"İLK MECLİS ÜYELERİ"
1930 yılından itibaren çıkarılan bir dizi yasa ile kadınlara önce Belediye seçimlerine katılma, sonra köylerde muhtar olma, ihtiyar meclislerine seçilme ve en son milletvekili seçme ve seçilme hakları verildiğini hatırlatan Firidin, açıklamasına şöyle devam etti. "Kadınlarımızın belediye seçimlerinde seçme ve aday olma hakkı 3 Nisan 1930 da Belediye Kanununun kabul edilmesiyle tanındı. Bu seçimde şehir meclislerine girebilen ilk kadınlarımız İzmir’de Hasane Nalan ve Benal Nevzat; İstanbul’da Rana Sani Yaver, Seniye İsmail, Ayşe Remzi, Nakiye ve Latife Bekir hanımlardı.""MECLİSE 17 KADIN MİLLETVEKİLİ GİRMİŞTİ"

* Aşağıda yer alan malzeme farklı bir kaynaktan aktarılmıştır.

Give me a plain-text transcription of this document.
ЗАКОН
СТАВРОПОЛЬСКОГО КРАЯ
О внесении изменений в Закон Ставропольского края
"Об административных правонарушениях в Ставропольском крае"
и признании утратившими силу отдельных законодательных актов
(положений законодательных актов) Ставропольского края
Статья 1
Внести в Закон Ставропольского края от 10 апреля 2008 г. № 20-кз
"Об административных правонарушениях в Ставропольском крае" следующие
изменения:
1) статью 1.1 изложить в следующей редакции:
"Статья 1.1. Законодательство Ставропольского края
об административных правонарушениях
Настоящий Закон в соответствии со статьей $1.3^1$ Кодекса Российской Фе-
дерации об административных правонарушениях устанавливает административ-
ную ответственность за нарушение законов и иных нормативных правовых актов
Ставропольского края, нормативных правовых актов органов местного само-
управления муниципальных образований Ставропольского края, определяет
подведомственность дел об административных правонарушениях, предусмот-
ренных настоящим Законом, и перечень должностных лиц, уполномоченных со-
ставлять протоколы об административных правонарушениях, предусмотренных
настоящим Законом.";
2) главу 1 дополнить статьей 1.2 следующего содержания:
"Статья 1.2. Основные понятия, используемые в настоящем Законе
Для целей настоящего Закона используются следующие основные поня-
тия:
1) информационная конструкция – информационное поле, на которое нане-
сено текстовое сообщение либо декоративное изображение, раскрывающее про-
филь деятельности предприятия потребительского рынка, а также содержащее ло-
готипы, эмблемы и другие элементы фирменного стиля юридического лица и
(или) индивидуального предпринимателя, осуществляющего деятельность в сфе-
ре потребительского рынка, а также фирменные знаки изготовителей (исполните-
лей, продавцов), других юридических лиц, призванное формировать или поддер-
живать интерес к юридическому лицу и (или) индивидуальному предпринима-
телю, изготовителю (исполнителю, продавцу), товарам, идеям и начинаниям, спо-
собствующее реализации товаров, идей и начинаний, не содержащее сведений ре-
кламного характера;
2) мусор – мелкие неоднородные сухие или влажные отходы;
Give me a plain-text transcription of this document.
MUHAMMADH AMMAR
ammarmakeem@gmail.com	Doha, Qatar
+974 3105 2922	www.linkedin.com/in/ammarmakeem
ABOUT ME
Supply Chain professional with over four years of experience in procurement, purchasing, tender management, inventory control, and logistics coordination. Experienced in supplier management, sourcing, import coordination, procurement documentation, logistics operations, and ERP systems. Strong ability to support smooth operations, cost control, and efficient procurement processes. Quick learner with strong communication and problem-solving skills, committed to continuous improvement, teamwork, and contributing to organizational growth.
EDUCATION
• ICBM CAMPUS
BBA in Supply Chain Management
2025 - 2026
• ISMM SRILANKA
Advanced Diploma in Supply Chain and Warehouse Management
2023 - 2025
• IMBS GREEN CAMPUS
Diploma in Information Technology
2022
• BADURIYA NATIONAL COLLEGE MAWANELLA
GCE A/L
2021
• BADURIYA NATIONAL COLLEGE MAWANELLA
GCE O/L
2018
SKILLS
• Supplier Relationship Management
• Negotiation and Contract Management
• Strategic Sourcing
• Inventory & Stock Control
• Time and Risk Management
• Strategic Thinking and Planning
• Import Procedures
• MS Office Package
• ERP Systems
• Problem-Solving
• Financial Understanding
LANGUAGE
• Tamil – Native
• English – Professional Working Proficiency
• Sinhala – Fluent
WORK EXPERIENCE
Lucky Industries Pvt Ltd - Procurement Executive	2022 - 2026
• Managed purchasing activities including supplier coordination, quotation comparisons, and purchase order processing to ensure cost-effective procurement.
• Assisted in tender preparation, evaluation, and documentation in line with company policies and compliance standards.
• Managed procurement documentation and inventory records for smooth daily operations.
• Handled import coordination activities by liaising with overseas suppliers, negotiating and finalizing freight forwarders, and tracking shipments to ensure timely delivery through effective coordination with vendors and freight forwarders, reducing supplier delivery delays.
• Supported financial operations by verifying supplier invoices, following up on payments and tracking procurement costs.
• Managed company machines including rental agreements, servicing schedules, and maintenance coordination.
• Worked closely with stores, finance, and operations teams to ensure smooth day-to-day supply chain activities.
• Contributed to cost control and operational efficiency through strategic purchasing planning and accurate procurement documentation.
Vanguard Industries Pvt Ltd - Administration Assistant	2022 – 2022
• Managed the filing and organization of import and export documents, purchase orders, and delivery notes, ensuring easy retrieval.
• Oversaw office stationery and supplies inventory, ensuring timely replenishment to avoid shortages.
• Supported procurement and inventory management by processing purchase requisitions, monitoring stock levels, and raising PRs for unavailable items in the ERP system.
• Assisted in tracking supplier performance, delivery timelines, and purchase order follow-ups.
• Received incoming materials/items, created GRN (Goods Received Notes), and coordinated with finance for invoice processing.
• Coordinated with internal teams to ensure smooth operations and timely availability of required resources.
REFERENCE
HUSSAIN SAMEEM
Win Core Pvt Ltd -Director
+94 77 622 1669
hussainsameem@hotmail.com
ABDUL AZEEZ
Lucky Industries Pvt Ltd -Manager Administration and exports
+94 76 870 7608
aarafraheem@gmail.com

26 Ekim 1933 tarihli ve 2329 sayılı kanunun çıkarılmasıyla da kadınların muhtar ve ihtiyar heyetlerine seçilme hakkı tanındığını kaydeden Firidin, "Aydın’ın Çine ilçesine bağlı Demirdere köyünde Gül Esin, Türkiye Cumhuriyeti’nin ilk kadın muhtarı oldu. 1923 yılında Nezihe Muhiddin önderliğinde ilk kadın partisi “ Kadınlar Halk Fırkası” nı kurma girişimi “Türk Kadınlar Birliği” adlı derneğe dönüşmesi ile sonuçlanmıştı. 1924 Anayasası hazırlanırken TBMM genel kurulunda bu hakların yalnızca erkeklere tanınması fikri ağır bastı. Gerekli yasal değişiklik 1934 yılında Başbakan İsmet İnönü ve 191 milletvekilinin sunduğu Anayasa ve Seçim Kanununda değişiklik yapılmasını öngören yasa önerisi sonucu gerçekleşti. Kadınların ilk kez oy kullandığı ve aday olabildiği TBMM V.dönem seçimleri 8 Şubat 1935’te yapıldı.17 kadın milletvekili ilk kez TBMM ‘e girdi. Ara seçimde bu sayı 18 e çıktı."EN YÜKSEK ORANDI"
Bu oranın, Cumhuriyet tarihinde kadınların TBMM de en yüksek temsil oranlarını olduğunu kaydeden Firidin, açıklamasının devamında şu cümlelere yer verdi. "Türkiye’de nüfusun yarısını kadınların oluşturmasına rağmen, ülkemizde yapılan 2014 yılı yerel ve 2015 yılı genel seçimlerinde, seçilmiş kadınlarımızın %14 ü milletvekilliğine, %10,7 si belediye meclis üyeliğine, %4,3ü İl genel meclis üyeliğine ,%3 ü belediye başkanlığına ve %1,2 si muhtarlıklara seçilmişlerdir.""EŞİT SAYIDA YER ALMASINI İSTİYORUZ"
Toplumsal cinsiyet eşitliğinin okul öncesi eğitimden başlayarak, çocuklarımızın eğitim ve öğretim hayatında, toplumun tümünde , kurum ve kuruluşlarda hayata geçirilmesi, ülkenin ilerlemesi açısından zorunlu olduğunu kaydeden Firidin, konuşmasını şöyle noktaladı: "Biz nüfusun yarısıyız. 5 Aralık 1934 yılında Mustafa Kemal Atatürk’ün yaktığı bu meşaleyi bir adım öne götürmek ve ilerletmek adına; nüfusun yarısını oluşturan kadınların ülkemizin karar alma mekanizmalarında ve mecliste eşit sayıda yer almasını istiyoruz. Seçme ve Seçilme Hakkımızın 84.yılında, yaşam tarzımıza, kadın-erkek eşitliğine, geleceğimize, Cumhuriyetimize sahip çıkmak için, Adalet için, özgürlük için,demokrasi için , barış için, eşitlik için ve bu ülkenin geleceği için tüm renklerimizle umut olmaya geliyoruz."